Gerakaris’ most recent “Mask Series” explores the mask, while seeking to upend its traditional function. This series mines personal experiences from travel and residencies in China, Central America, the Caribbean, and West Africa. Looking to global influences, music, and iconography Gerakaris describes, “remixing these motifs like a Visual DJ.” He also suggests, “I want the Mask Series to invert the notion of a mask, so I try to wrap the inner psyche on an exterior meant to conceal.” Works like “Carnival Kriol Mask” and “Junkanoo Masquerade” – a permanent commission for the new Warwick Hotel Paradise Island (Bahamas) – blend seemingly disparate cultural icons. Tropical flora, fauna, and plumage adorn Afro-Caribbean symbols while riffing on some Picasso or Stuart Davis-esque tonalities. On the brink of dissonance, each mask somehow coheres into a single festive visage. Describing this approach, Gerakaris notes, “I aim to construct Global Masks for our era.” He muses how this approach mimics the “hypercoherence of our contemporary world.
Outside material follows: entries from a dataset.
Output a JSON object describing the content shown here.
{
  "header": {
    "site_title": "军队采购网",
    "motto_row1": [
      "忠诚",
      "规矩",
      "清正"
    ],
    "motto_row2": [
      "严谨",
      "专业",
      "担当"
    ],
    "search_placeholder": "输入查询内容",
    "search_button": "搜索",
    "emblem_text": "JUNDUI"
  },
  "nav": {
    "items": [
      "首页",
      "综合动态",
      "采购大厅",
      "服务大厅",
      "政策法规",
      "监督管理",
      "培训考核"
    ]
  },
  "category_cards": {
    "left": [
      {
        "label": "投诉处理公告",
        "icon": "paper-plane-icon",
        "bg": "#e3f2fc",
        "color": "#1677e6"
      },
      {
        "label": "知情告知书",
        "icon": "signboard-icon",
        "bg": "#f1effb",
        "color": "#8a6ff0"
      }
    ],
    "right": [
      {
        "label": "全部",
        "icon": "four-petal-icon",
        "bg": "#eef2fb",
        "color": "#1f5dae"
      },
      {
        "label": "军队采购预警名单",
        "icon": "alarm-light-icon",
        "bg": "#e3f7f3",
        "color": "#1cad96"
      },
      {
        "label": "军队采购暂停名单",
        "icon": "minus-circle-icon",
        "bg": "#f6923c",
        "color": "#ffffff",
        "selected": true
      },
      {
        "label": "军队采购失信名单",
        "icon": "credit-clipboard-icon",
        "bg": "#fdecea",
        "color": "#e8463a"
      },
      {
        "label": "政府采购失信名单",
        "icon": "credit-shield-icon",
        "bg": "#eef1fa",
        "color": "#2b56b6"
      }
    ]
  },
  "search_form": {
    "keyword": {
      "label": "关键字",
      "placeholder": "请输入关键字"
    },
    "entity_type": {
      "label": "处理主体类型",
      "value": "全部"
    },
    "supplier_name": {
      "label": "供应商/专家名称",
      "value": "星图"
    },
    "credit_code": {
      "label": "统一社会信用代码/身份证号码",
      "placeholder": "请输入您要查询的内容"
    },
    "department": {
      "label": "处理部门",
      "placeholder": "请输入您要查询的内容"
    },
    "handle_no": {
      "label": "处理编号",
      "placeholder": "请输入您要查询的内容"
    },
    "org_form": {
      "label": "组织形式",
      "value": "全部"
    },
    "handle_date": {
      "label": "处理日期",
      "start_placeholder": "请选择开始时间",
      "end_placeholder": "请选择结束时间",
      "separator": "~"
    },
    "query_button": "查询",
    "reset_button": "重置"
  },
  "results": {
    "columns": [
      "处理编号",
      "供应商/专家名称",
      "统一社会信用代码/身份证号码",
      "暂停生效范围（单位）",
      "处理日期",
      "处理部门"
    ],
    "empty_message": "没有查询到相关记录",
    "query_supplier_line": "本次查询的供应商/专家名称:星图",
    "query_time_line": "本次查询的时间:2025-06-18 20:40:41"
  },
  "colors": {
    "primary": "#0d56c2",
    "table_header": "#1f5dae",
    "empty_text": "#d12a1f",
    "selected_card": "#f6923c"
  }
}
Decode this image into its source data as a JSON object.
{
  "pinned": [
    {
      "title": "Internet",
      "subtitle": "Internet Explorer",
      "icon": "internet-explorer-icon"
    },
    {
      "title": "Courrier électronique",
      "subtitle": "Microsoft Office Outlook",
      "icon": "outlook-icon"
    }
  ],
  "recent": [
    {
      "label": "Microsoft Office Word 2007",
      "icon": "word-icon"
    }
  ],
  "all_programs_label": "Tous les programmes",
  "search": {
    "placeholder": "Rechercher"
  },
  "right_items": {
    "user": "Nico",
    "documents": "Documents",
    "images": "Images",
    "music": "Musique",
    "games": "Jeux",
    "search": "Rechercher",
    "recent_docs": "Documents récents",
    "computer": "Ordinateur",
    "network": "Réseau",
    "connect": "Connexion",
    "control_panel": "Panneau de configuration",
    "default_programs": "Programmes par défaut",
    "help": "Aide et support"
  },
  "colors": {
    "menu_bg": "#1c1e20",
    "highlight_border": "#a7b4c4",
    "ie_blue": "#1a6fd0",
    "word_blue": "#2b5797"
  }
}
We live in a global society that is growing almost as wildly as nature itself.”
Elements from the “Mask Series” were recently enlarged and rearranged into a 2,000 sq ft immersive mural installation called “Tropicália," commissioned by Cornell Tech for the campus groundbreaking on Roosevelt Island. Complete with an ambient soundtrack loop by composer Trevor Gureckis, viewers were invited to experience “Tropicália” and the Mask artworks through ChromaDepth 3D glasses – an optical enhancement that heightens one’s experience of color-space. In keeping with Gerakaris’ current enthusiasm for art that reaches as broad an audience as possible, he is currently developing a large-scale, permanent public artwork for PS101 in Brooklyn, awarded by the New York City Department Cultural Affairs Percent for Art Program. In the artist’s own words, he is out to “tickle the retina and mind.”